A boy, born in 1960, died shortly after birth. And when Diana, another girl, was born on 1st July 1961, it took her parents a week to choose a name. Their poisonous relationship led to constant arguments, until her mother left the family home in 1967. Custody was awarded to her father, and Diana found his second wife to be a “tyrant”, who, on one occasion, she reportedly tried to kick down the stairs. In Diana’s words, it was “a very unhappy and unstable childhood”.
This seems to also be reflected in her aimless life, leaving school in 1978 with no qualifications. She attended cooking classes and became, by turns, a dance teacher, nursery teacher and party hostess. Who knows what path she might have taken, if she hadn’t come to the attention of a certain Prince Charles, who had dated her older sister.

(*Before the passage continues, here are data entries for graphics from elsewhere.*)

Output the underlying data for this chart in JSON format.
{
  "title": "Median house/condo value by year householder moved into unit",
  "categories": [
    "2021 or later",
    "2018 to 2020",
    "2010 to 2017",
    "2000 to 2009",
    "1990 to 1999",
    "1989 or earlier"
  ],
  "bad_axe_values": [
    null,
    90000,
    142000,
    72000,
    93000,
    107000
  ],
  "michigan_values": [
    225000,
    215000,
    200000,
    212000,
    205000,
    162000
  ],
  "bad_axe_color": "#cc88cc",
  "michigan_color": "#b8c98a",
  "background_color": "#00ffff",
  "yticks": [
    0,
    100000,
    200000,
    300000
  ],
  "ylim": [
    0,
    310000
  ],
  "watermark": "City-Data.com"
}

And somehow, he seemed like Prince Charming to her, freeing her from her Cinderella-like existence. She would mock herself later for her own naivety. But, as is well known, Diana didn’t go under, despite all the psychological crises, bulimia and self-harm. A year after her marriage, she found her first anchor – her son William, born in 1982 and followed by Harry in 1984. “My mother overwhelmed my brother and I with love,” said William. Publicly celebrating her role as a mother created the image of a sympathetic Princess of Hearts, embodying emotion instead of etiquette.
It was with this openness that Diana approached people, having encountered all of life’s ups and downs in merciless ways. That crowned heads of state justify their privileges by dedicating themselves to charitable causes is nothing new. But for Diana, it reached a unique point. Not least because this deeply wounded and sensitive person, who at least partly experienced the Royal Family as an outsider, gravitated towards people who also suffered pain in their lives.

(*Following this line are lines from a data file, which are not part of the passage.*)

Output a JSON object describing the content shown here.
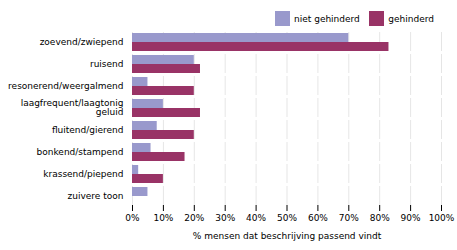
{
  "chart_data": {
    "type": "bar",
    "orientation": "horizontal",
    "categories": [
      "zoevend/zwiepend",
      "ruisend",
      "resonerend/weergalmend",
      "laagfrequent/laagtonig\ngeluid",
      "fluitend/gierend",
      "bonkend/stampend",
      "krassend/piepend",
      "zuivere toon"
    ],
    "series": [
      {
        "name": "niet gehinderd",
        "color": "#9999cc",
        "values": [
          70,
          20,
          5,
          10,
          8,
          6,
          2,
          5
        ]
      },
      {
        "name": "gehinderd",
        "color": "#993366",
        "values": [
          83,
          22,
          20,
          22,
          20,
          17,
          10,
          0
        ]
      }
    ],
    "xlabel": "% mensen dat beschrijving passend vindt",
    "xlim": [
      0,
      100
    ],
    "xticks": [
      {
        "value": 0,
        "label": "0%"
      },
      {
        "value": 10,
        "label": "10%"
      },
      {
        "value": 20,
        "label": "20%"
      },
      {
        "value": 30,
        "label": "30%"
      },
      {
        "value": 40,
        "label": "40%"
      },
      {
        "value": 50,
        "label": "50%"
      },
      {
        "value": 60,
        "label": "60%"
      },
      {
        "value": 70,
        "label": "70%"
      },
      {
        "value": 80,
        "label": "80%"
      },
      {
        "value": 90,
        "label": "90%"
      },
      {
        "value": 100,
        "label": "100%"
      }
    ],
    "grid": true,
    "legend": "right"
  }
}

But she was also a “material girl in a material world”, learning to master its rules better and better. She developed her own personal, casual dress code for charity visits while becoming a style icon at the same time. Yet her proximity to pop culture was a double-edged sword – she needed the media, and the media needed her. “SPENCER achieves the emotional extravagance of a top-notch melodrama while refusing its conventions. The film is simultaneously a historical fantasy, a claustrophobic thriller and a black comedy of manners.”
She ascended the throne as Queen of Hearts, but even among the ones she relied on most, some were plotting to bring about her fall. These entanglements came to a head in the days before her death, with Prince Charles holding an exuberant birthday party on 17th July 1997 for his friend Camilla Parker Bowles. Around two weeks later, Diana made the headlines for days, boldly appearing in St Tropez in front of photographers with her new boyfriend, the entrepreneur Dodi Al-Fayed. On the evening of 30th August, Diana’s chauffeur embarked on a car chase through Paris pursued by the paparazzi before crashing into a concrete post in the Seine tunnel. The end is well known.
Around one million people crowded into the streets of London to witness the funeral cortege. 2.5 billion people worldwide are supposed to have followed the funeral on TV – approximately three times more than for her wedding. Even her family demonstrated a feeling for mythological symbolism, for just as King Arthur was buried on the island of Avalon, so too does Diana lie buried on a small island on an artificial lake on her family’s estate.
In this way, her life acquired a symbolism that has barely faded. In commemoration of the first anniversary of her death, British journalist Andrew Marr wrote words that strictly speaking still ring true in 2021. “With Diana’s death, Britain suddenly stared at itself in the mirror and didn’t quite recognize the face looking back. No longer was the expression tight-lipped, white and drawn with reticence. Diana was the Queen of another country, a multicultural, liberal and emotionally open Britain.”